Vertical Stabilizer Tips
Here's a critical tip regarding the nose ribs on the Vertical Stab:
When trying to fit the nose ribs into the skin, DO NOT force the nose
ribs in. Yes, they don't fit because the nose ribs (especially
the middle one) are TOO LONG. You WILL cause an outward dent in
the skin if you force it. A very large number of RV-10
builders have suffered this fate. Van's does not warn you in the
plans about this in the vertical stab section, but they do in the
Horizontal Stab section, so jump ahead and read that if you can.
The way to prevent this is, you will need to remove some
material from the tip of the nose ribs. Maybe 1/8" or more.
Also, make sure you are rounding the corners on that nose rib.

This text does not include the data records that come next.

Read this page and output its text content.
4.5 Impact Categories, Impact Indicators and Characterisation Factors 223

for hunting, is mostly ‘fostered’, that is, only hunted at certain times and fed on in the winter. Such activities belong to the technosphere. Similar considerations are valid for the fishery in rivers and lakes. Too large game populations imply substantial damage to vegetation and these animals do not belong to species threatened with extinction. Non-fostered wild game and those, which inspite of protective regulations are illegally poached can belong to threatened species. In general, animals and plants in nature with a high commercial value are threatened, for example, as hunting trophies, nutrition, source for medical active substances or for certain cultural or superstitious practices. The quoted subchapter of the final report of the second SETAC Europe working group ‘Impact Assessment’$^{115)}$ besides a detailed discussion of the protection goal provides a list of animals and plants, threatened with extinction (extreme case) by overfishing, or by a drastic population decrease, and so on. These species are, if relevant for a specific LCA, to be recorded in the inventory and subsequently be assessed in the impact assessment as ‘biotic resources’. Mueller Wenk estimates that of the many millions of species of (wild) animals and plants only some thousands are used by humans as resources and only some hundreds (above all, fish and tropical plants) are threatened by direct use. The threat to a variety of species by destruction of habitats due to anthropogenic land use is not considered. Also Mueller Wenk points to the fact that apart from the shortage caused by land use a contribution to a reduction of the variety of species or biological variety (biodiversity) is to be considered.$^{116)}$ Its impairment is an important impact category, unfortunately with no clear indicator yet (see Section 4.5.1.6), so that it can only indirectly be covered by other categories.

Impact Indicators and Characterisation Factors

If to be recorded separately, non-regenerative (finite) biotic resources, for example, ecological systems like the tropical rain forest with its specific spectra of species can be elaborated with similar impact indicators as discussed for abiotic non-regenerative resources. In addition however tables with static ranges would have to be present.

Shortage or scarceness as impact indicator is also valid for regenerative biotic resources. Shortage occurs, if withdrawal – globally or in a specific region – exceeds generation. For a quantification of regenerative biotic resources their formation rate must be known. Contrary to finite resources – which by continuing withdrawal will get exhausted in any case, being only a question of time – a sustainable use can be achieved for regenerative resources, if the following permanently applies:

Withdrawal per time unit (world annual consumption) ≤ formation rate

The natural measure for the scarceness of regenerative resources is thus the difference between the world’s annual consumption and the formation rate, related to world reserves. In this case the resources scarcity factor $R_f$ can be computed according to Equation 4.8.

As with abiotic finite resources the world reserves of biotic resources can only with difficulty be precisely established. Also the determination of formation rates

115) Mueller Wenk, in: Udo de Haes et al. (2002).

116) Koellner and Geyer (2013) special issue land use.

You can remove quite a bit of metal, but just make sure you
maintain enough material on the tabs so that you can have proper edge
clearance to the rivet holes.
I only wish I would have known this sooner, and many other builders
feel the same. Every plane has it's signature feature...too bad
the RV-10's signature is a big dent coming out of it's Vertical stab.
Recent Posting:
Hi all, I've just about got the VS wrapped up, but there is one rivet I can't figure out how to get. I'm doing the 470's that
rivet the spar flange to the spar cap below the skin, and it's the one that sits right up
against the lower half of the bottom hinge bracket. My squeezer yoke can't get on the rivet because of the hinge bracket (guaranteed to cleat the
rivet), and the Avery kit didn't include a 3/32 set for trying to shoot
it. I've thought about grinding the yoke down, ordering a thin-nose/no-hole,
or a 3/32 set, but am wondering if I'm missing something obvious. How did you guys get it?
Answer 1: I shot mine with a
flush set. My little brazier head rivets out the round head, but they set just fine. Foudn the idea in an old
Lockheed handbook.
Answer 2: (My choice) I
ordered a 3/32" set from the Yard Store for $5. A nice cheap solution instead of grinding an expensive yoke.